Durante la Audiencia General celebrada este miércoles 26 de agosto en el Palacio Apostólico del Vaticano, el Santo Padre lamentó que los frutos de la tierra no llegan a todos y, en cambio, “es nuestro deber hacer que sus frutos lleguen a todos, no solo a algunos”.
En cambio, la tierra está sometida a una presión medioambiental cerca de ser irreversible fruto de un sistema económico injusto. Explicó que “Dios nos ha pedido dominar la tierra en su nombre. Pero cuidado con no interpretar esto como carta blanca para hacer de la tierra lo que uno quiere”.
“La desigualdad social y el degrado ambiental van de la mano y tienen la misma raíz: la del pecado de querer poseer y dominar a los hermanos y las hermanas, la naturaleza y al mismo Dios”, aseguró.
Señaló que “este modelo económico es indiferente a los daños infligidos a la casa común. Estamos cerca de superar muchos de los límites de nuestro maravilloso planeta, con consecuencias graves e irreversibles: de la pérdida de biodiversidad y del cambio climático hasta el aumento del nivel de los mares y a la destrucción de los bosques tropicales”.
Insistió en que “las propiedades y el dinero son instrumentos que pueden servir a la misión”, pueden emplearse de forma correcta para el servicio al bien común.

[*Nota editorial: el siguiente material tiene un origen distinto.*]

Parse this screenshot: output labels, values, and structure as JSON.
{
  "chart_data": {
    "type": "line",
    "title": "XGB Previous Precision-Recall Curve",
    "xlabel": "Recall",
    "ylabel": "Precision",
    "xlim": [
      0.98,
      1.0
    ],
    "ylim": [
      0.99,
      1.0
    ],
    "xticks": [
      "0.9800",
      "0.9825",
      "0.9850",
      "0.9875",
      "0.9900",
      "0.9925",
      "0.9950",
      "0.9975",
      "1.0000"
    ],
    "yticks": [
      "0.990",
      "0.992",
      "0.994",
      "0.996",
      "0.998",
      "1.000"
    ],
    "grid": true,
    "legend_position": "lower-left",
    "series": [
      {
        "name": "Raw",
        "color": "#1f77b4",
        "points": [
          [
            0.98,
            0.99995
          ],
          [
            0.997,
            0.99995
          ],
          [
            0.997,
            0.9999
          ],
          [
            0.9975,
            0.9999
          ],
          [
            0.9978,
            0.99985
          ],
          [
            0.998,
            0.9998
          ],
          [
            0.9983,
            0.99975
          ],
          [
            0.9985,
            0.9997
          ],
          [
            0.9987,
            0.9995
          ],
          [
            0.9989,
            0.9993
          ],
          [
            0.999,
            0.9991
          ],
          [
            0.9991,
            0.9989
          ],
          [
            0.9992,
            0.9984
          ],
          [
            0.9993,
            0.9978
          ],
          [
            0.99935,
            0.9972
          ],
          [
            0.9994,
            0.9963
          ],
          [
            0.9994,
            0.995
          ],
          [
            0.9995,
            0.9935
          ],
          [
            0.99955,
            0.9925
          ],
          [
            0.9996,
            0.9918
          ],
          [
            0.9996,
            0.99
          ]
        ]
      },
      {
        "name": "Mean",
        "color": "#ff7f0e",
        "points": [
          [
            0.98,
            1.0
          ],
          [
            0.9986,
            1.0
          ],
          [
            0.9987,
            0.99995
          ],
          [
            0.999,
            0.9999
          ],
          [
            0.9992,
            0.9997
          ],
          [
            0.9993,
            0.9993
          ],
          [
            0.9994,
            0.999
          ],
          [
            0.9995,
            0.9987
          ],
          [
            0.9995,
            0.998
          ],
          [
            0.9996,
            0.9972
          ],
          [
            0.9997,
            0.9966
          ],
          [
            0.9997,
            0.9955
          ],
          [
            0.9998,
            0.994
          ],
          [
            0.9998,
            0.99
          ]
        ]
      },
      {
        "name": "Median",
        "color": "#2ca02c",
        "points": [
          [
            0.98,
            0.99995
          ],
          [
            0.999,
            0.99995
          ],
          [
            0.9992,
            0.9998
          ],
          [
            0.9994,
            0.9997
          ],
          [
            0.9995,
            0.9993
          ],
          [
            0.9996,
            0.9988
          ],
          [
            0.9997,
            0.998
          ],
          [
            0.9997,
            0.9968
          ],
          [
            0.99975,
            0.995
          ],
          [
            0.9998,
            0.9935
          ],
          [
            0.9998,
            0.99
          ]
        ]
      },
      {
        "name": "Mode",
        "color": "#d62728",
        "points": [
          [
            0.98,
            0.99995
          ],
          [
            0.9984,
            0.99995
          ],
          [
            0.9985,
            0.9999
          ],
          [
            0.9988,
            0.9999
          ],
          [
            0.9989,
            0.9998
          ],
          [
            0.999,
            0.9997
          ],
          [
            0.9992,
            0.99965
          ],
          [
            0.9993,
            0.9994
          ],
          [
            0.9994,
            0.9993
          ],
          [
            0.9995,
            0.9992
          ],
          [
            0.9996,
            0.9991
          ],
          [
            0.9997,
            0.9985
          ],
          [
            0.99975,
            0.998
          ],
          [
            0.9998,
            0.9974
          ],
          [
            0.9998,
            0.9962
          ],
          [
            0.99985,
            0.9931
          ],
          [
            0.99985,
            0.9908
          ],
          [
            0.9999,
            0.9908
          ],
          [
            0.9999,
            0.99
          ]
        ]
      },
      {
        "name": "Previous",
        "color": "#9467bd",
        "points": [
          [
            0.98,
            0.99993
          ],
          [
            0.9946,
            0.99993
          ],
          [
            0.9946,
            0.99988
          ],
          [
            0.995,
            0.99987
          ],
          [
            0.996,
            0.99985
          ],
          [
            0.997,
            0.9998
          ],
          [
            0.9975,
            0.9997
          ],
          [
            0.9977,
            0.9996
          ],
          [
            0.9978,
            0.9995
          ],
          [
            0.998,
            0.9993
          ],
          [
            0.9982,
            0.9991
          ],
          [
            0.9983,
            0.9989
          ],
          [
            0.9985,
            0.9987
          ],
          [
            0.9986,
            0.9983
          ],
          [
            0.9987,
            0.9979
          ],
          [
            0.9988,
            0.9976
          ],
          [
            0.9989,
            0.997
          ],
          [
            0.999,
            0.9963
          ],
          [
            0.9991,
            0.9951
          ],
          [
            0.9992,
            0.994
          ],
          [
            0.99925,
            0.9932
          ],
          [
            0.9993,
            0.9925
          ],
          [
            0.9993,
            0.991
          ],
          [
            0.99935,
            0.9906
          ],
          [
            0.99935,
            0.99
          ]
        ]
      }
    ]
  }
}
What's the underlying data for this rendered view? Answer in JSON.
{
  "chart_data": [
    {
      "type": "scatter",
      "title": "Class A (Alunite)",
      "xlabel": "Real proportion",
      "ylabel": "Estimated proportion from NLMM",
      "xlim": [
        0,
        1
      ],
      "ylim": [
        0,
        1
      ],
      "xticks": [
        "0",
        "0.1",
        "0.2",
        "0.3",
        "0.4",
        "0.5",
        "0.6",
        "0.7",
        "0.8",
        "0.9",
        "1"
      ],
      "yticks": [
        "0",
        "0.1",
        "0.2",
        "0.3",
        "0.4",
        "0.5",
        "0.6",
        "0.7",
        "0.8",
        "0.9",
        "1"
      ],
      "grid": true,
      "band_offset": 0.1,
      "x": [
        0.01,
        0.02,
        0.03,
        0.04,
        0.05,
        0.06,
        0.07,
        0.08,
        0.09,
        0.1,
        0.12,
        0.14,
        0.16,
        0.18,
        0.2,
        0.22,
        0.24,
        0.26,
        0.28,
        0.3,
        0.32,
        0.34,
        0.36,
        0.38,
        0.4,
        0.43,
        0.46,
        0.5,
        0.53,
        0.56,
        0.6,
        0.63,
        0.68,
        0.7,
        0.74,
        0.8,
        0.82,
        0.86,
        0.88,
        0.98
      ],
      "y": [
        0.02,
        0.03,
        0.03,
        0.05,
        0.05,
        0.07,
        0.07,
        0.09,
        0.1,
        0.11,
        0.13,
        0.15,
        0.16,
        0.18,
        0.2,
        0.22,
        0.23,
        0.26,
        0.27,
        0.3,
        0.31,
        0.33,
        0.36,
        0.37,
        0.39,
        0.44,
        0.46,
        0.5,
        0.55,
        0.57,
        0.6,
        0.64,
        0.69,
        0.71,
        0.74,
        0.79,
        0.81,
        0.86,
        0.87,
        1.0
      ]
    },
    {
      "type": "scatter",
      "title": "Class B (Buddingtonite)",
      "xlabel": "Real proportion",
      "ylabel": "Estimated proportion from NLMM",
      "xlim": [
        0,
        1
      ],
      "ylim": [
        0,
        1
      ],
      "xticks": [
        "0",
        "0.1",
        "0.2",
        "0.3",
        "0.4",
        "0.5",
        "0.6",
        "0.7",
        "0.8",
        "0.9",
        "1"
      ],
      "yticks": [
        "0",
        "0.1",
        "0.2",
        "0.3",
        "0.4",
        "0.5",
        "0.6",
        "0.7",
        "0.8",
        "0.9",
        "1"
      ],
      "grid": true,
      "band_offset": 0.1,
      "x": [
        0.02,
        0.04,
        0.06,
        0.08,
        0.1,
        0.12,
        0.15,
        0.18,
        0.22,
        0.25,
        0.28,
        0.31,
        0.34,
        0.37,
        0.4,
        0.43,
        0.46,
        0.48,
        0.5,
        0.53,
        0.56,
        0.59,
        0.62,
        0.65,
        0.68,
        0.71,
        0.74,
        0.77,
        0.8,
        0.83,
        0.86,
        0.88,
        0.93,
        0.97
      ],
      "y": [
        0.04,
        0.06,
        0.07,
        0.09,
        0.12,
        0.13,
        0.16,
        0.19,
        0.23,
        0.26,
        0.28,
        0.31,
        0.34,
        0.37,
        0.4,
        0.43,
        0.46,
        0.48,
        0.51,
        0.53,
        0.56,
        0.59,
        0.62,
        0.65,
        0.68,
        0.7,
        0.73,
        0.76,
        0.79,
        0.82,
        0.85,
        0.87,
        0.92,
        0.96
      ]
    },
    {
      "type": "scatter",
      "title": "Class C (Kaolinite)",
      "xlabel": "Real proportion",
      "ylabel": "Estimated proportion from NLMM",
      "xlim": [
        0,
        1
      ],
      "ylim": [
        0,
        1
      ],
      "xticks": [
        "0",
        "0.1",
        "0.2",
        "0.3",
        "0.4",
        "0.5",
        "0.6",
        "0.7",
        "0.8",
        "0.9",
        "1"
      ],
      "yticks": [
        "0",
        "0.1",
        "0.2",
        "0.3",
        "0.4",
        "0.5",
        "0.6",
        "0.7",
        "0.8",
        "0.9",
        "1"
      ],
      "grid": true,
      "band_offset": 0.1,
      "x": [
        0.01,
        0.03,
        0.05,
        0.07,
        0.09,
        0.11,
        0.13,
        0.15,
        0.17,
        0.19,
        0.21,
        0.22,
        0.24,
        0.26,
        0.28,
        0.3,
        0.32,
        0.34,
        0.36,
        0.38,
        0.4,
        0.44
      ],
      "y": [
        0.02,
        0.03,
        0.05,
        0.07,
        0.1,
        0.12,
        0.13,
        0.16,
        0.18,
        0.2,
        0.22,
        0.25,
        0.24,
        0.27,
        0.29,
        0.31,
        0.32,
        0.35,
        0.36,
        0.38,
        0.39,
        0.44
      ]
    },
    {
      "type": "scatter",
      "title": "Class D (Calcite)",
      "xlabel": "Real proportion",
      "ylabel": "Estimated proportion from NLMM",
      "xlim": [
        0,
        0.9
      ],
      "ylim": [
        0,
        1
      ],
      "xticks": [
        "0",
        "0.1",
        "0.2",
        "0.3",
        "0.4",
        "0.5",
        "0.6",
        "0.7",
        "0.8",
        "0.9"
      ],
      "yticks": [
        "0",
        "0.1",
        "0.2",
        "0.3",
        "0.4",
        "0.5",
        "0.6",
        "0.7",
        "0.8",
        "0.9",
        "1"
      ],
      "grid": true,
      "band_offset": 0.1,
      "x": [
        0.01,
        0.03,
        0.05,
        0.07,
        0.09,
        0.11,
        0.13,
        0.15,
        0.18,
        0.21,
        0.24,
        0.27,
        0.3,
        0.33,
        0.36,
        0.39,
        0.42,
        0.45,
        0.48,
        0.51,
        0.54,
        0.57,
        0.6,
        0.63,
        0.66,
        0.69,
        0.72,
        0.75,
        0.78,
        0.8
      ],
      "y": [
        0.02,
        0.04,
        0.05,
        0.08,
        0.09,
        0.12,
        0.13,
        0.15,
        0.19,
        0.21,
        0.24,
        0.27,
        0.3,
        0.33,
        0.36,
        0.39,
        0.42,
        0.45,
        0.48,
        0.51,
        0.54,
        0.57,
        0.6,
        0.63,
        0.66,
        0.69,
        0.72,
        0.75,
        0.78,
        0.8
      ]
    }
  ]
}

Pero, en cambio, “los transformamos fácilmente en fines, individuales o colectivos. Y cuando esto sucede, se socavan los valores humanos esenciales. El ‘homo sapiens’ se deforma y se convierte en una especie de ‘homo œconomicus’ –en un sentido peor– individualista, calculador y dominador”.
El Papa Francisco afirmó en su catequesis que “la pandemia ha puesto de relieve, y agravado, problemas sociales, sobre todo la desigualdad. Algunos pueden trabajar desde casa, mientras que para muchos otros esto es imposible”.
“Ciertos niños, a pesar de las dificultades, pueden seguir recibiendo una educación escolar, mientras que para muchísimos otros esta se ha interrumpido bruscamente”.
Asimismo, “algunas naciones poderosas pueden emitir moneda para afrontar la emergencia, mientras que para otras esto significaría hipotecar el futuro”.
Estos síntomas de desigualdad, recordó, “revelan una enfermedad social; es un virus que viene de una economía enferma. Es el fruto de un crecimiento económico injusto, que prescinde de los valores humanos fundamentales”.
“En el mundo de hoy, unos pocos muy ricos poseen más que todo el resto de la humanidad. ¡Es una injusticia que clama al cielo!”, exclamó.
“Nos olvidamos de que, siendo creados a imagen y semejanza de Dios, somos seres sociales, creativos y solidarios, con una inmensa capacidad de amar. De hecho, somos los seres más cooperativos entre todas las especies, y florecemos en comunidad, como se ve bien en la experiencia de los santos”.
Hizo hincapié en que “la esperanza cristiana, enraizada en Dios, es nuestra ancla. Ella sostiene la voluntad de compartir, reforzando nuestra misión como discípulos de Cristo, que ha compartido todo con nosotros”.
Por último, invitó a mirara hacia las primeras comunidades cristianas “que como nosotros vivieron tiempos difíciles. Conscientes de formar un solo corazón y una sola alma, ponían todos sus bienes en común, testimoniando la gracia abundante de Cristo sobre ellos. Que las comunidades cristianas del siglo XXI puedan recuperar esta realidad, dando así testimonio de la Resurrección del Señor”.